Alencastro continua a explicar o que seguiu nos comandos da instituição. É quando FHC assume o mandato do senador Franco Montoro, em 1978, que Ruth Gold, Guillermo O’Donnel, com José Arthur Giannotti assumem a Presidência do Cebrap, e Juarez Brandão Lopes no Conselho Nacional de Desenvolvimento Científico e Tecnológico (CNPq). “Todo mundo é Fernandista, o homem que anda a cavalo para o Planalto, como Napoleão com a dita cuja na garupa em Iena”, brinca Alencastro.

Em 1985, mostra o historiador, ocorre um racha no órgão, quando o sociólogo Chico Oliveira propõe a FHC uma aliança do PT-PSDB para a Prefeitura de São Paulo: “FHC não topou, mas a alta burguesia não acreditou: Setúbal apoio Jânio Quadros [que foi eleito]. FHC não esqueceu: o Planalto valeria bem 55 missas”, escreve Alencastro.

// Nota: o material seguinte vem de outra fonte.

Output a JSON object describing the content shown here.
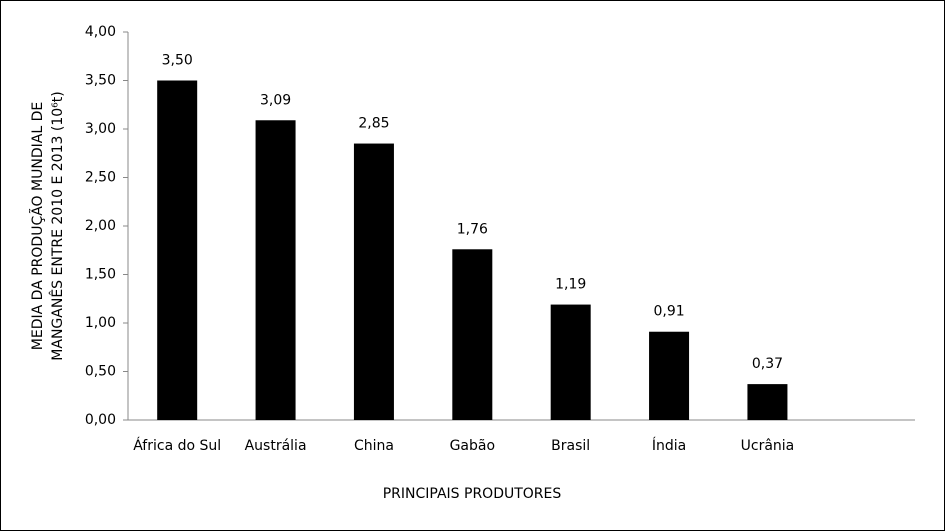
{
  "chart_data": {
    "type": "bar",
    "categories": [
      "África do Sul",
      "Austrália",
      "China",
      "Gabão",
      "Brasil",
      "Índia",
      "Ucrânia",
      null
    ],
    "values": [
      3.5,
      3.09,
      2.85,
      1.76,
      1.19,
      0.91,
      0.37,
      null
    ],
    "value_labels": [
      "3,50",
      "3,09",
      "2,85",
      "1,76",
      "1,19",
      "0,91",
      "0,37",
      null
    ],
    "color": "#000000",
    "ylim": [
      0,
      4
    ],
    "yticks": [
      {
        "value": 0,
        "label": "0,00"
      },
      {
        "value": 0.5,
        "label": "0,50"
      },
      {
        "value": 1,
        "label": "1,00"
      },
      {
        "value": 1.5,
        "label": "1,50"
      },
      {
        "value": 2,
        "label": "2,00"
      },
      {
        "value": 2.5,
        "label": "2,50"
      },
      {
        "value": 3,
        "label": "3,00"
      },
      {
        "value": 3.5,
        "label": "3,50"
      },
      {
        "value": 4,
        "label": "4,00"
      }
    ],
    "x_label": "PRINCIPAIS PRODUTORES",
    "y_label": [
      "MEDIA DA PRODUÇÃO MUNDIAL DE",
      "MANGANÊS ENTRE 2010 E 2013 (10⁶t)"
    ],
    "grid": false
  }
}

E neste contexto, “Guillermo O’Donnel vira figura central no Cebrap: assegura a transição na Ciência Política, num momento fundamental: a democratização dos países de Leste e o modelo latino se presta a comparações”. Ao lado de Guillermo e Giannotti, Ruth Gold faz o papel de mediadora na gestão, ao mesmo tempo que Giannotti, Rodrigo Naves e Roberto Schwarz renovam e ampliam a influência da revista Novos Estudos (leia aqui e aqui).

“Giannotti, grávido até as gengivas de Filosofia, liderou identidade do CEBRAP pós-ditadura: universidades retomavam as pesquisas em ciências humanas. Goldemberg (USP) e Paulo Renato (Unicamp), propuseram levar o CEBRAP para os seus campi respectivos, mas Giannotti resistiu”, relatou.

Luiz Felipe de Alencastro conclui com uma homenagem a Giannotti, nestes 50 anos de Cebrap: “Giannotti teve uma dedicação franciscana à identidade cebrapiana, no dia a dia da Vila Mariana, no Morumbi, em Brasilia, em Amsterdã e em New York. A ele minhas homenagens neste aniversario do meio século do CEBRAP”.